Zurück im Hostel hab ich eine Fraser Island Tour gebucht. Ich hatte anscheinend Glück, denn die anderen haben alle 100 Dollar mehr bezahlt als ich. Ich habe einen alten Flyer gefunden, den ich mit etwas Überredungskunst doch noch nutzen durfte, obwohl er nicht mehr gültig war.

Fraser Island:
Um 07.00 Uhr morgens ging es los. Mit 8 Mann (und Frau :-p) quetschten wir uns in Wayne's 4x4 Geländewagen, das kann ja lustig werden. Unsere Gruppe bestand aus Helena (DE), Morgane (FR), crazy Jamie (UK), Tobz (UK), Cyprien (Scottish), Jean-Francoise alias "Jesus" (CAN) und Derk (NL). Alles total unterschiedliche Charaktere aber als Team echt perfekt! Von Rainbow Beach ging es dann mit der Fähre nach Fraser Island.

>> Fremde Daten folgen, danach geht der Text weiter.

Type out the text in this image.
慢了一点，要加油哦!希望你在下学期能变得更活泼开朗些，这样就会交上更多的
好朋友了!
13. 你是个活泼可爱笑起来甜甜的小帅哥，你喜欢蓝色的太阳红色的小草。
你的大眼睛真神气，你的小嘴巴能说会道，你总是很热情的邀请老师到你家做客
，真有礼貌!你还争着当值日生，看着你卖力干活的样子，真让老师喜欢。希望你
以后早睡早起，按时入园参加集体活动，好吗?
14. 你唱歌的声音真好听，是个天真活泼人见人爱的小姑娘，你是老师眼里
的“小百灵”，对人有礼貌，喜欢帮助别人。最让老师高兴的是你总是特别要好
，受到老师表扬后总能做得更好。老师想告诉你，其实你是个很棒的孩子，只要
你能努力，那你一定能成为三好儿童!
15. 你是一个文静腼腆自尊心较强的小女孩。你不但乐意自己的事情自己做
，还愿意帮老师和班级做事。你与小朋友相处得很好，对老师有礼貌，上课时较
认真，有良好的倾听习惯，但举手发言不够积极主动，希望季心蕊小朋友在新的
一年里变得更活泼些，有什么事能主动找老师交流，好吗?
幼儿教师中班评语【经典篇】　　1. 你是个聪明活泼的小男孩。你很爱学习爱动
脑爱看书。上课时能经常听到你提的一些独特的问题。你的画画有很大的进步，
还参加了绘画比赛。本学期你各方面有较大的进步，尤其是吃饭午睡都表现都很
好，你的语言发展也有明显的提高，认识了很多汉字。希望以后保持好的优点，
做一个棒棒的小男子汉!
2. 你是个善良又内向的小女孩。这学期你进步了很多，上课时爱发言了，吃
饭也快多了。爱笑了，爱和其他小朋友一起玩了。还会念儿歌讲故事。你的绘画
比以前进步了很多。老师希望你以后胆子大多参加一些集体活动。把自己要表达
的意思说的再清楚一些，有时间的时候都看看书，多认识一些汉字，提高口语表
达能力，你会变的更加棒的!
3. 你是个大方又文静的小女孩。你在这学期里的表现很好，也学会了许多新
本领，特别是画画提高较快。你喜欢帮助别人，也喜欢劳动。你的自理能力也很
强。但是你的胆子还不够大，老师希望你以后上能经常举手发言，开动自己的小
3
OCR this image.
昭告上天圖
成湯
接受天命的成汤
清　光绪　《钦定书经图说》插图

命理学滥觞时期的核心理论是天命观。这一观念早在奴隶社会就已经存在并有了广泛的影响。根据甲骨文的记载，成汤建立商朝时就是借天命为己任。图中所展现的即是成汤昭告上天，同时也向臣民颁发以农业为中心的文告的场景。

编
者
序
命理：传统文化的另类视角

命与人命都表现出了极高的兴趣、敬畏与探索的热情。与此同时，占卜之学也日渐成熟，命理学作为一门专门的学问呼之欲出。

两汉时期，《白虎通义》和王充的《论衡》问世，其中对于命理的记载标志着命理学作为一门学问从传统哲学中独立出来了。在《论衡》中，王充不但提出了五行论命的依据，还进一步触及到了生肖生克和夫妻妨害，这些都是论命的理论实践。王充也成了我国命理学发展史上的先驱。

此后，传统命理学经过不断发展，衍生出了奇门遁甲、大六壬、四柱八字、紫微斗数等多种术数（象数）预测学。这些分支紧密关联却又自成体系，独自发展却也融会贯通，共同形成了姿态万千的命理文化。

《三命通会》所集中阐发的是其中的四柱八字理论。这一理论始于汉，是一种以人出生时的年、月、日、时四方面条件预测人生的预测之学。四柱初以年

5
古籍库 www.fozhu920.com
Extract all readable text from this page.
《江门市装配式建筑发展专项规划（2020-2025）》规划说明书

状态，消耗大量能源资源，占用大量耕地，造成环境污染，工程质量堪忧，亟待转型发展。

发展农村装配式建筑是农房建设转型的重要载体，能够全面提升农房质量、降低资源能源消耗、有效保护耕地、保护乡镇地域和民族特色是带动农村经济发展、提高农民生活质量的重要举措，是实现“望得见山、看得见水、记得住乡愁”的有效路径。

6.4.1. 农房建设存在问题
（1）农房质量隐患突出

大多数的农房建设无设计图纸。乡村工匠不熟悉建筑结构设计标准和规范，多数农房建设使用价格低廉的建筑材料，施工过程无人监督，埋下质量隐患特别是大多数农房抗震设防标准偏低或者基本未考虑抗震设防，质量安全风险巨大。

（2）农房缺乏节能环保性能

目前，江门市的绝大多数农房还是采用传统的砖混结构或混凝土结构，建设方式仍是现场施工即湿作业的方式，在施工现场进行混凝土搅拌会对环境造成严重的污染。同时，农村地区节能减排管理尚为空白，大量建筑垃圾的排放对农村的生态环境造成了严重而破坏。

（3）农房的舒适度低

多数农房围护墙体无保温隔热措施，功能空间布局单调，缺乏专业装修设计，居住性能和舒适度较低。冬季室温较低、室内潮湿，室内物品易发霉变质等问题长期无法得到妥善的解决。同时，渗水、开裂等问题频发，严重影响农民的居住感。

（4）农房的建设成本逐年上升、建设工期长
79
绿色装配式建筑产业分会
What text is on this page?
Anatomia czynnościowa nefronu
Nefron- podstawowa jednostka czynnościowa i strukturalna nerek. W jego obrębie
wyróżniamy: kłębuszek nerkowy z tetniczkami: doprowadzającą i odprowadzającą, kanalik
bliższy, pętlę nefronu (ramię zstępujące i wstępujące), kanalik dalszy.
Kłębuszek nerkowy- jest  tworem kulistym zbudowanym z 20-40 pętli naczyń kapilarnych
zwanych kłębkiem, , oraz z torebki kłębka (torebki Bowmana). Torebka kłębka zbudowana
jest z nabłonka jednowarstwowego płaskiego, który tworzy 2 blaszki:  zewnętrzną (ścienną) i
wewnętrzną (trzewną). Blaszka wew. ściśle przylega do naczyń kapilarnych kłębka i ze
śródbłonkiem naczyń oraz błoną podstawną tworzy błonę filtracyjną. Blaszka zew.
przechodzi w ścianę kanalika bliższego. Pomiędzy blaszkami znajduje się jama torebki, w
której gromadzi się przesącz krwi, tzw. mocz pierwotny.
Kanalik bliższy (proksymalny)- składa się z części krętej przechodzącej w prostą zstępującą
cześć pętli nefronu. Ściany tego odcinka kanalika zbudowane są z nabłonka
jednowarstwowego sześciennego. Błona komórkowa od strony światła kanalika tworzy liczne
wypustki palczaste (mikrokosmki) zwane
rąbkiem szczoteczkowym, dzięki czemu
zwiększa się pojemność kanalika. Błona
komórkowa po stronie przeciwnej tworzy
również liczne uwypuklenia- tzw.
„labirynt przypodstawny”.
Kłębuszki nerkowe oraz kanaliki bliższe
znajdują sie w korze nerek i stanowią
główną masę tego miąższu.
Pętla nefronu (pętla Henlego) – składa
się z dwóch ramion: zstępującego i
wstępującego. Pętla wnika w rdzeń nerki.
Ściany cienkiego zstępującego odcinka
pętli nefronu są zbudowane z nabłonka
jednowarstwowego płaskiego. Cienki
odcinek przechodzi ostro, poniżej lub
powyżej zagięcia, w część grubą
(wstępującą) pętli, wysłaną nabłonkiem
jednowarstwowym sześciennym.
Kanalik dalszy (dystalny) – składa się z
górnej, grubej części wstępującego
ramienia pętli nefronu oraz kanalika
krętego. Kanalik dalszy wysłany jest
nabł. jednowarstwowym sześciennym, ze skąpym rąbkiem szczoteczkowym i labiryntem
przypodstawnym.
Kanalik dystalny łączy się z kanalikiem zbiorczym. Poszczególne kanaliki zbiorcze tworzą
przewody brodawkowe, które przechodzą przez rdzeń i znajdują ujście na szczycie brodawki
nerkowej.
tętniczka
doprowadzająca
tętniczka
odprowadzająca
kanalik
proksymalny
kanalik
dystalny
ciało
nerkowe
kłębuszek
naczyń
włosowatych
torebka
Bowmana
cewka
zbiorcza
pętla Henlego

Auf der Insel gibt keine richtigen Strassen, wir wurden also ganz schön durchgeschüttelt bei der Fahrt zu unserer Unterkunft, denn es ging über Stock undd Stein. Schnell in die Badesachen geschlüpft und dann ging es auch schon zum Lake McKenzie. Um zu dem besseren Schwimmplatz zu kommen, mussten wir durch eine art Fluss laufen. Das Wasser ging mir bis zum Bauchnabel und natürlich ist mein T-Shirt und alles andere dabei nass geworden! Naja aber es hat sich gelohnt, wir hatten den Strand für uns.
Nach einem leckeren Lunch und später auch Dinner ging es abends zum gemütlichen Teil über... ein paar Trinkspiele später und nackt in den Pool springen (nein, wir Mädels haben uns zurückgehalten und den Männern das Vergnügen überlassen :-p ) ging es dann ins Bett. Am nächsten Morgen hieß es wieder früh aufstehen. Das Wetter war leider nicht so super und so hat es immer mal wieder geregnet. Die drei Tage vergingen viel zu schnell aber wir haben viel gesehen und viel erlebt. Das die Tour so gut war lag größten Teils daran, dass wir eine wirklich gute Gruppe waren und einen super Tourguide hatten, der immer wieder dicke Spinnen entdeckt hat und uns diese natürlich nicht vorenthalten wollte (siehe Fotos unten :-)). Wir haben aber auch Dingos, Schildkröten und Kängurus gesehen und natürlich viel von der Insel und was sie alles zu bieten hat!